Lent is fast approaching and as many of us do, I start thinking about what I want to learn and experience this year.  In my search and discernment, I encountered an old letter from Fr. Bob McCahill, M.M., Maryknoll missioner in Bangladesh.  I have a poster of Fr. Bob hanging in my office.  The photo is of him (known locally as Brother Bob) carrying a young man in his arms through the halls of a hospital in the capital city.  The poster represents the Fifth Commandment (You Shall Not Kill) from the Maryknoll 10 Commandments set of posters.  Fr. Bob has his familiar look of determination on his face as he carries the young man in for treatment.  Facilitating the healing of the very sick and disabled comprises the greater part of Fr. Bob's ministry in Bangladesh.  Moving from village to village every 3 years and attending to one person at a time may seem like a drop in the bucket but each drop is a sacred life.  You Shall Not Kill means more than not taking someone else's life, a commandment most of us have no trouble obeying.  It means preserving life, returning life, giving life, wherever possible.  Not only physical life, but mental and spiritual life. 

Lent is traditionally a time of prayer, fasting, and almsgiving.  I've always thought that almsgiving should be the unaviodable response to prayer and fasting, an act of charity meant to bring me closer to God and to my brothers and sisters.  If I look at the word charity from a superficial perspective, it almost seems to be something I do for myself...an act I could choose to do or not, depending on how serious I want to be about this Lenten ritual.  But shouldn't it really be an act of justice?  An attempt to level the playing field in the beggar's favor?  The recipient of the alms, the beggar, has no luxury of choice.  Begging is an absolute requirement to preserving her life and it's more than an act of humility on her part.  It deserves to be met with more than a act of charity.

Anyway, back to the letter.  Fr. Bob tells of Kookee, a disabled, middle-aged woman who begs door to door to support herself and her mother.  Kookee has just returned from making her daily rounds.  She sat in the corner tea stall of the bazaar counting the coins people had given her.  Counting was difficult; her eyes are bad.  Finally she finished.  Her day's income amounted to 16 takas (20 cents U.S.) Then Kookee treated herself to a cup of tea - poured into a saucer to make it easier to soak a small piece of hardened bread.  It was both her breakfast and a reward for a successful Friday morning begging.  Her livelihood depends on one of the five pillars of Islam (the predominant religion in Bangladesh): almsgiving.

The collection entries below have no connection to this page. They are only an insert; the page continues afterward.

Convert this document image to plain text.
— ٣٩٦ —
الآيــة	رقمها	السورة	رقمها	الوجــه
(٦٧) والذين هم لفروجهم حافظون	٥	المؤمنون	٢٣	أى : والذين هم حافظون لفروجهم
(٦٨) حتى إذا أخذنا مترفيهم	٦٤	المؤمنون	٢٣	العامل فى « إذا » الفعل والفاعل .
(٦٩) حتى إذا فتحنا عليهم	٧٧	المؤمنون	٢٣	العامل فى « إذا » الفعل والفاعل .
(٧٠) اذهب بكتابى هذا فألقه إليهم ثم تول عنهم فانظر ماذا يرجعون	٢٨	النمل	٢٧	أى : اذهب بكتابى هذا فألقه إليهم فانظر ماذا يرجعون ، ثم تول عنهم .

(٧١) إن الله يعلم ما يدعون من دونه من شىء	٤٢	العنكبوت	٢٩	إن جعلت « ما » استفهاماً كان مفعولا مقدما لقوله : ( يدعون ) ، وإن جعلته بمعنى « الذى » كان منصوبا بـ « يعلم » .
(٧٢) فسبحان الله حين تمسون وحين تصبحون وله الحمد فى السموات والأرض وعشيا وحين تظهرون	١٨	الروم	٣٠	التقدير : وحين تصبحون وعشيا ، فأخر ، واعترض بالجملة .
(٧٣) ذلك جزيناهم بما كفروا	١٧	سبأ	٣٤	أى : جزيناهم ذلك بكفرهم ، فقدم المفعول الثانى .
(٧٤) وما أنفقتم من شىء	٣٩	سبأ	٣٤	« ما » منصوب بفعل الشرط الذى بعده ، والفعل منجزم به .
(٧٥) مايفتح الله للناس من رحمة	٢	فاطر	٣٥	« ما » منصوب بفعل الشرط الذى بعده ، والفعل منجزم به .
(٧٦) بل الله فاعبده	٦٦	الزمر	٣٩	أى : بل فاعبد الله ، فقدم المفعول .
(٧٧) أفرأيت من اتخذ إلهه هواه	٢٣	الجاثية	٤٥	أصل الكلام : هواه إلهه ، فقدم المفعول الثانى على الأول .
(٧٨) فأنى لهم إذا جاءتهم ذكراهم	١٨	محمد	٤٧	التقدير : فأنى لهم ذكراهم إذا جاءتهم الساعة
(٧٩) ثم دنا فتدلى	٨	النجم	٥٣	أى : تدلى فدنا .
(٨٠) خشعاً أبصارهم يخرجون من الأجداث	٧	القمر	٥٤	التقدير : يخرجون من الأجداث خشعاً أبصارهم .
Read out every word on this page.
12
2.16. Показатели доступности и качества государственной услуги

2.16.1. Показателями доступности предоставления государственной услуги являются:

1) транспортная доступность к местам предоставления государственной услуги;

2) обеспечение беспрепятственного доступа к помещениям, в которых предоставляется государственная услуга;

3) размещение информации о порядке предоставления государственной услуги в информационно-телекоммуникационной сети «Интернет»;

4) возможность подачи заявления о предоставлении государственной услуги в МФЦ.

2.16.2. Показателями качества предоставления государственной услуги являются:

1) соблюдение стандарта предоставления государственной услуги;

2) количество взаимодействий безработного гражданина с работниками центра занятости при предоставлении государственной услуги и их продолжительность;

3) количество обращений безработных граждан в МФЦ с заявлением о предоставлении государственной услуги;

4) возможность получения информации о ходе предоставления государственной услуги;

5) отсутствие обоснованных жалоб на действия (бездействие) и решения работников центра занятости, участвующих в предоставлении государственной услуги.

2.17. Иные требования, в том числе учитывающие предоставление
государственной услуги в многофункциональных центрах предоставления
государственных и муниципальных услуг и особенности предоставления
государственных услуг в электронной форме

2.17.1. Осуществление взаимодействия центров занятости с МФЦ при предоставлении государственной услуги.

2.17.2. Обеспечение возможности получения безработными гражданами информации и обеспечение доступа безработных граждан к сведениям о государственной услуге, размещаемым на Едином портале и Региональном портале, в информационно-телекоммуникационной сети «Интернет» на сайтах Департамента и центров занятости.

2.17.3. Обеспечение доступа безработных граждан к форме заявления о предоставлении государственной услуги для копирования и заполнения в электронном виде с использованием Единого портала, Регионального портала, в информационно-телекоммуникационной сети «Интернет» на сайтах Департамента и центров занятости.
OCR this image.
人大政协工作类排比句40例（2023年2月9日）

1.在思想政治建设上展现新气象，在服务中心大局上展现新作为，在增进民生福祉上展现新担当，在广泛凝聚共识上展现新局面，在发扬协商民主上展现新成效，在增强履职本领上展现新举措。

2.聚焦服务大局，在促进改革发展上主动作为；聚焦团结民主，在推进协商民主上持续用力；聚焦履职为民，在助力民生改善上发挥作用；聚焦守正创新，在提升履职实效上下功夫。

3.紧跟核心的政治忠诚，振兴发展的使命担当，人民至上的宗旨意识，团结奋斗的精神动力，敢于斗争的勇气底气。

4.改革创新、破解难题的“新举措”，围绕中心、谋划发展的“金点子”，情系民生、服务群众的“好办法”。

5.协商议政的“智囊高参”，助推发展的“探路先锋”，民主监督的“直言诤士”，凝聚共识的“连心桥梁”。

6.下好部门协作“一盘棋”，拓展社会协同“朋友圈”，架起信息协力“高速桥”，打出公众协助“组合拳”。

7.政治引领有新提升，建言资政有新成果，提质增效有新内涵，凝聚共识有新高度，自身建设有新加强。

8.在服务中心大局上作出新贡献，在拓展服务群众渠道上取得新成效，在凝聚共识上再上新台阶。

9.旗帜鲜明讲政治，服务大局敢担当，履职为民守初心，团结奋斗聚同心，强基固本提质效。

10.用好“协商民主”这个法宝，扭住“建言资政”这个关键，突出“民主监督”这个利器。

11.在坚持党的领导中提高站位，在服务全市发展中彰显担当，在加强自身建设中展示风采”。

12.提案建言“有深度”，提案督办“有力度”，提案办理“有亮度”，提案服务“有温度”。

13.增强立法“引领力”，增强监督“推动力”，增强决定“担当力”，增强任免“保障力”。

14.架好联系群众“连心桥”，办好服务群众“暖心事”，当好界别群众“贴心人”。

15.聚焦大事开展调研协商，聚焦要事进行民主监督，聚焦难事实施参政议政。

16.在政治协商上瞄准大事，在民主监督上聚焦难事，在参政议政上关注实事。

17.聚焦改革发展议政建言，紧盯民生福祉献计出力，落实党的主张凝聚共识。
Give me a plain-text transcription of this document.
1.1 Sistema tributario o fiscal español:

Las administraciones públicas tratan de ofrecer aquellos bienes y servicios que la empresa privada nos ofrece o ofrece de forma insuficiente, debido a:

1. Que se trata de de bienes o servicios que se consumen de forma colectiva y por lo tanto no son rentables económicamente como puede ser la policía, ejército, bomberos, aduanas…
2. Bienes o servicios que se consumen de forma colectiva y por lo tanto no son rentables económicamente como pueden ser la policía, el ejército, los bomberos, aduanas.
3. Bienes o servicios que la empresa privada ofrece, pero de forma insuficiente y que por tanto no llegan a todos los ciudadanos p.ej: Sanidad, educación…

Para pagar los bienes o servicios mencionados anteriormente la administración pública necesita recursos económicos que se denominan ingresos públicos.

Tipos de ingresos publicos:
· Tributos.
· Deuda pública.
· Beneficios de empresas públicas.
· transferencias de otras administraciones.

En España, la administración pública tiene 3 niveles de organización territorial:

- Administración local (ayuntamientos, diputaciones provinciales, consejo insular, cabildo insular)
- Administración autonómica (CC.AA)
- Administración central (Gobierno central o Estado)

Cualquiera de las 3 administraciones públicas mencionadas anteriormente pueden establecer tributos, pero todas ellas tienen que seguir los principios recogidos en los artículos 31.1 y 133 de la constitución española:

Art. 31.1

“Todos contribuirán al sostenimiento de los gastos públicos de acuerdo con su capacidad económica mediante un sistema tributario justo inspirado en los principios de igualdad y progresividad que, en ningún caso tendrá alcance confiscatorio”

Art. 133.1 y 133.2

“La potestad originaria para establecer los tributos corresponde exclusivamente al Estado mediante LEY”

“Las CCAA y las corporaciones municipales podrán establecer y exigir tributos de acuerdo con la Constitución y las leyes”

Kookee, like the poor everywhere, deserve justice.  Instead of reflecting on what almsgiving is meant to do for me, I thought about what the beggar gives me, a person who never goes hungry.  Without romanticizing the poor, I realized that she gives me the gift of being able to participate in the creative action of God's Mission.  Not to make me a better Christian, although that may or may not be a side effect, but to preserve life in God's creation, to be an active participant in creating justice and from justice comes peace.